紙上講演 危機管理アドバイザー 国崎 信江氏

国崎 信江氏
命を救う~身近な防災の心得

一軒一軒の耐震化重要

 山陰中央新報社の石見政経懇話会、石西政経懇話会の定例会が22、23の両日、浜田市と益田市であり、危機管理教育研究所代表で危機管理アドバイザーの国崎信江氏(48)が「命を救う~身近な防災の心得」と題して講演した。自身のアドバイザーとしての経験や、熊本県益城町での災害対策本部への支援で感じたことなどを踏まえ、防災や危機管理の大切さを説いた。要旨は次の通り。

 建物が倒壊すると、生命や財産が失われるだけでなく、がれきが道路をふさぎ、通行する住民らが巻き込まれるかもしれない。緊急車両の通行の妨げにもなる。一軒一軒の耐震化の不備が地域の被害を拡大する。耐震補強は、個人的な判断ではなく、運命共同体と感じ、責任を持って施してほしい。

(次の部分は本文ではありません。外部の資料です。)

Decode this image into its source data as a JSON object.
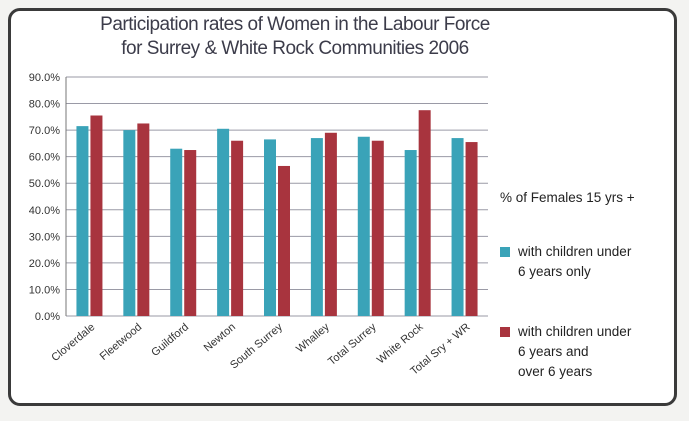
{
  "chart_data": {
    "type": "bar",
    "title_lines": [
      "Participation rates of Women in the Labour Force",
      "for Surrey & White Rock Communities 2006"
    ],
    "categories": [
      "Cloverdale",
      "Fleetwood",
      "Guildford",
      "Newton",
      "South Surrey",
      "Whalley",
      "Total Surrey",
      "White Rock",
      "Total Sry + WR"
    ],
    "series": [
      {
        "name": "with children under 6 years only",
        "label_lines": [
          "with children under",
          "6 years only"
        ],
        "color": "#3aa3b8",
        "values": [
          71.5,
          70.0,
          63.0,
          70.5,
          66.5,
          67.0,
          67.5,
          62.5,
          67.0
        ]
      },
      {
        "name": "with children under 6 years and over 6 years",
        "label_lines": [
          "with children under",
          "6 years and",
          "over 6 years"
        ],
        "color": "#a8343e",
        "values": [
          75.5,
          72.5,
          62.5,
          66.0,
          56.5,
          69.0,
          66.0,
          77.5,
          65.5
        ]
      }
    ],
    "legend_title": "% of Females 15 yrs +",
    "yticks": [
      "0.0%",
      "10.0%",
      "20.0%",
      "30.0%",
      "40.0%",
      "50.0%",
      "60.0%",
      "70.0%",
      "80.0%",
      "90.0%"
    ],
    "ylim": [
      0,
      90
    ],
    "xlabel": "",
    "ylabel": "",
    "grid": true,
    "legend_position": "right"
  }
}
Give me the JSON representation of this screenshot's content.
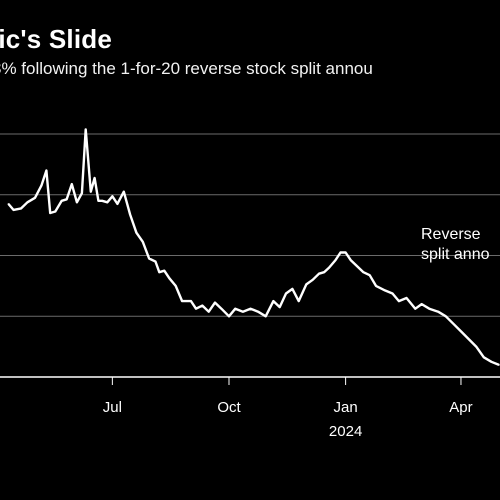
{
  "chart_data": {
    "type": "line",
    "title": "ric's Slide",
    "subtitle": "3% following the 1-for-20 reverse stock split annou",
    "x_ticks": [
      "Jul",
      "Oct",
      "Jan",
      "Apr"
    ],
    "x_tick_years": [
      "",
      "",
      "2024",
      ""
    ],
    "annotation": {
      "line1": "Reverse",
      "line2": "split anno"
    },
    "grid": true,
    "legend": "none",
    "series_color": "#ffffff",
    "series": [
      {
        "name": "",
        "x": [
          "2023-04-10",
          "2023-04-14",
          "2023-04-20",
          "2023-04-25",
          "2023-05-01",
          "2023-05-06",
          "2023-05-10",
          "2023-05-13",
          "2023-05-17",
          "2023-05-22",
          "2023-05-26",
          "2023-05-30",
          "2023-06-03",
          "2023-06-07",
          "2023-06-10",
          "2023-06-14",
          "2023-06-17",
          "2023-06-20",
          "2023-06-23",
          "2023-06-27",
          "2023-07-01",
          "2023-07-05",
          "2023-07-10",
          "2023-07-15",
          "2023-07-20",
          "2023-07-25",
          "2023-07-30",
          "2023-08-04",
          "2023-08-07",
          "2023-08-11",
          "2023-08-15",
          "2023-08-20",
          "2023-08-25",
          "2023-09-01",
          "2023-09-05",
          "2023-09-10",
          "2023-09-15",
          "2023-09-20",
          "2023-09-25",
          "2023-10-01",
          "2023-10-06",
          "2023-10-12",
          "2023-10-18",
          "2023-10-24",
          "2023-10-30",
          "2023-11-05",
          "2023-11-10",
          "2023-11-15",
          "2023-11-20",
          "2023-11-25",
          "2023-12-01",
          "2023-12-06",
          "2023-12-11",
          "2023-12-15",
          "2023-12-19",
          "2023-12-24",
          "2023-12-28",
          "2024-01-01",
          "2024-01-05",
          "2024-01-10",
          "2024-01-15",
          "2024-01-20",
          "2024-01-25",
          "2024-02-01",
          "2024-02-07",
          "2024-02-12",
          "2024-02-18",
          "2024-02-25",
          "2024-03-01",
          "2024-03-07",
          "2024-03-14",
          "2024-03-20",
          "2024-03-26",
          "2024-04-01",
          "2024-04-07",
          "2024-04-13",
          "2024-04-19",
          "2024-04-25",
          "2024-05-01"
        ],
        "values": [
          74,
          70,
          71,
          75,
          78,
          86,
          96,
          68,
          69,
          76,
          77,
          87,
          75,
          81,
          123,
          82,
          91,
          76,
          76,
          75,
          79,
          74,
          82,
          67,
          55,
          49,
          38,
          36,
          29,
          30,
          25,
          20,
          10,
          10,
          5,
          7,
          3,
          9,
          5,
          0,
          5,
          3,
          5,
          3,
          0,
          10,
          6,
          15,
          18,
          10,
          21,
          24,
          28,
          29,
          32,
          37,
          42,
          42,
          37,
          33,
          29,
          27,
          20,
          17,
          15,
          10,
          12,
          5,
          8,
          5,
          3,
          0,
          -5,
          -10,
          -15,
          -20,
          -27,
          -30,
          -32
        ]
      }
    ],
    "y_grid_values": [
      120,
      80,
      40,
      0,
      -40
    ]
  }
}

 「地震が来たらテーブルの下に隠れる」というが、固定されていない机が倒れ、天板と床で首を挟むかもしれない。机の下に潜り込みさえすれば何とかなるという感覚的な防災訓練を繰り返してきたが、それは科学的知見に基づいてはいなかった。命を守る解答は決して一つではない。自分の行動が、本当に守りたい命を守れるのか。社会が変われば被害の起こり方も変わる。防災方法も考えなければならない。

 避難所は、行けば何とかなるのではなく、戦いや緊張の場。毛布の取り合いや窃盗などを目にしてきた。家で過ごせない避難者は、窃盗に遭わないために、家から避難所に貴重品を持ち出すので宝の山になる。だが、セキュリティがある訳ではなく、避難所で窃盗被害に遭う危険性もある。

 防災対策をしっかりとすることは、お金や時間の無駄ではないと思う。これまでの防災の概念を一度見直して、自分たちにとって一番負担のない方法を考えてほしい。